- Born: 9 July 1947 Fontainebleau, France
- Died: 7 March 2020 Villejuif, France
- Known for: Research on turtles (Testudines)
- Scientific career
- Fields: Herpetology
- Institutions: Muséum national d’histoire naturelle

= Roger Bour =

French herpetologist and taxonomist

Roger Henri Bour (9 July 1947 – 7 March 2020) was a French herpetologist. His research focused primarily on turtles (Testudines).

== Biography ==
Roger Bour was born in Fontainebleau, France, the son of Georges Roger Arthur Auguste Bour and Jeanne Ernestine Moreau. He had an older and a younger sister. After attending schools in Houilles, Fontainebleau, Paris, Onzain, and Forbach, he studied zoology and biology at the universities of Nancy and Paris. From 1968 until his retirement in 2017, he worked as a research associate at the Muséum national d’histoire naturelle.

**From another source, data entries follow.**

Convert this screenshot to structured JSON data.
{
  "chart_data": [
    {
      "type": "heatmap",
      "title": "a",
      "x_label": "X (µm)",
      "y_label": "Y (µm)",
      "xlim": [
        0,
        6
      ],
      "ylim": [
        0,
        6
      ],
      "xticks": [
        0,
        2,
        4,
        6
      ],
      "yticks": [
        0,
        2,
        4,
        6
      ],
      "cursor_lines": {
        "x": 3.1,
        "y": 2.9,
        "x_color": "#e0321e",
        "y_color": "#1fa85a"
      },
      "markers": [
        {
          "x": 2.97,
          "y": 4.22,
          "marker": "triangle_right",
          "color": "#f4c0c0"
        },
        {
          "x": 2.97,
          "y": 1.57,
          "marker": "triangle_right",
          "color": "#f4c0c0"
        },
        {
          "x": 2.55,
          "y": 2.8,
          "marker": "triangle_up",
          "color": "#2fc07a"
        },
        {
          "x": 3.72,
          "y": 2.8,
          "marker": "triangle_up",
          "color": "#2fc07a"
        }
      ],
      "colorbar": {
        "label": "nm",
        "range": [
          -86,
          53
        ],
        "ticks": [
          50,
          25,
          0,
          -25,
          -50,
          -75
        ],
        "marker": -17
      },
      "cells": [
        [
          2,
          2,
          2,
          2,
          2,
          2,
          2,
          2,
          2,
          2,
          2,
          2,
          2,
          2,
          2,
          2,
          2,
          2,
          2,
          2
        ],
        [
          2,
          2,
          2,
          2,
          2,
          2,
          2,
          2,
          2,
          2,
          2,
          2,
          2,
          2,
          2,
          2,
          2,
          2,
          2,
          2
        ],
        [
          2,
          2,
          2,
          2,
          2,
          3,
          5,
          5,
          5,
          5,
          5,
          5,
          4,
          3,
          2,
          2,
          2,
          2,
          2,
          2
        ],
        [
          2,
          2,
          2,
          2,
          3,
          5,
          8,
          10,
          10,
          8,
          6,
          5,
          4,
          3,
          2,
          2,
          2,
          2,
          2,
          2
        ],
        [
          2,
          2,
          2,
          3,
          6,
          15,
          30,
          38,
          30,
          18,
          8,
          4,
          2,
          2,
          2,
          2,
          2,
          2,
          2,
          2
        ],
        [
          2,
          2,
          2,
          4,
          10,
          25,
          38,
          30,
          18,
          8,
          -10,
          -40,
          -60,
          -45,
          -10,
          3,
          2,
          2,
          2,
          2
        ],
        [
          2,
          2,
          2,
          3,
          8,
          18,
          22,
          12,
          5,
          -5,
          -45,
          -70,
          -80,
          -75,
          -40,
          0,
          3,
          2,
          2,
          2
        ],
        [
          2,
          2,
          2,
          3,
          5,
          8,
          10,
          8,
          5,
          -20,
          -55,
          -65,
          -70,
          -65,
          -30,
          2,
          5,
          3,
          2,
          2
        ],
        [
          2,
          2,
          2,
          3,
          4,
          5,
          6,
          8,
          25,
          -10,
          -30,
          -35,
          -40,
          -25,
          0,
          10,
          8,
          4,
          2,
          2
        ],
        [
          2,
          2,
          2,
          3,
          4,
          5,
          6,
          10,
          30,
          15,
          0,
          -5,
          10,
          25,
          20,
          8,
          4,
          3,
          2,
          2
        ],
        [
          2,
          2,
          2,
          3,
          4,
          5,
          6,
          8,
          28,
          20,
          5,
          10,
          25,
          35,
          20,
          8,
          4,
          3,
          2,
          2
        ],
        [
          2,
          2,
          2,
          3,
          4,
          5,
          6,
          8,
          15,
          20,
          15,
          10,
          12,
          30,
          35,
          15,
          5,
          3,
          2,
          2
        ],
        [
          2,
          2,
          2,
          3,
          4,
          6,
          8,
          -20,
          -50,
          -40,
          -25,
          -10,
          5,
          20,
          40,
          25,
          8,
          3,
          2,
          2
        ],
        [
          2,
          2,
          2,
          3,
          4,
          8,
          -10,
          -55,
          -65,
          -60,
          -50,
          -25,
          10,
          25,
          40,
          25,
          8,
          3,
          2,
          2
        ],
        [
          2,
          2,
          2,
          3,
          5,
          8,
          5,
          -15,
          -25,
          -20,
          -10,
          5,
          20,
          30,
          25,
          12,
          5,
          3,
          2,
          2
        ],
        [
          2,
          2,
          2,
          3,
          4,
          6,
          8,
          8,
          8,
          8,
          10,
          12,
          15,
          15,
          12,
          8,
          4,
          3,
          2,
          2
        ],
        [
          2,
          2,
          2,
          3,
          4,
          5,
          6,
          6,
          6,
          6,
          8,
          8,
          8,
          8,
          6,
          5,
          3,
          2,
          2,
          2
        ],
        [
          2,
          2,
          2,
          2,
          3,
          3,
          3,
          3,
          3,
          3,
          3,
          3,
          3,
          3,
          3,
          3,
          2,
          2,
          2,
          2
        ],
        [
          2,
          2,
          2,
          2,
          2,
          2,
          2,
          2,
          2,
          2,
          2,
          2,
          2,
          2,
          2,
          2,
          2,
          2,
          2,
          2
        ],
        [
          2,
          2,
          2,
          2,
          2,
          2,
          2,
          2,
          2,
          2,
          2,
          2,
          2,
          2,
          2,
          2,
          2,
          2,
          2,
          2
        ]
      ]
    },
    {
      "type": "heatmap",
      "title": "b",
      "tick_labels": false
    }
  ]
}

Bour’s research focused on turtles from Brazil, Africa, Madagascar, the Seychelles, and the Mascarene Islands (Mauritius, Réunion, and Rodrigues). In 1973, he described the southern toad-headed turtle (Phrynops tuberculatus vanderhaegei) from the family Chelidae, which was elevated to species status by Peter C. H. Pritchard in 1979 as Phrynops vanderhaegei. In 2005, Bour and Hussam Zaher placed this taxon in the genus Mesoclemmys.

In 1986, 2000, and 2003, he published descriptions of new African species: Pelusios broadleyi, Pelusios marani, and Pelusios cupulatta, all belonging to the family Pelomedusidae. In 2005, he described the Brazilian toad-headed turtle (Mesoclemmys perplexa).

In 2006, Bour and colleagues published a revision of the Hermann’s tortoise, in which the eastern subspecies T. h. robertmertensi was synonymized with the nominate western form Testudo hermanni hermanni. The same paper proposed the genus Eurotestudo, although this name was not accepted.

Bour also worked on extinct species. During the 1980s, he published several scientific papers on extinct turtles from the Seychelles and the Mascarene Islands. In 1994, together with Cécile Mourer-Chauviré, François Moutou, and Sonia Ribes-Beaudemoulin, he described the extinct owl genus Mascarenotus from the Mascarenes. In 1999, with the same co-authors, he described the extinct Réunion rail (Dryolimnas augusti).

In 2003, Bour, together with Jeremy J. Austin and E. Nicholas Arnold, showed that the taxa Dipsochelys dussumieri and Testudo sumeirei are not distinct species but synonyms of the Aldabra giant tortoise (Aldabrachelys gigantea). In 2008, he and Arnold described the extinct skink Leiolopisma ceciliae and the extinct gecko Nactus soniae from Réunion.

Roger Bour was also a member of the editorial board of the German turtle journal Marginata.

== Eponyms ==
In 2023, the fossil turtle species Astrochelys rogerbouri was named in his honor.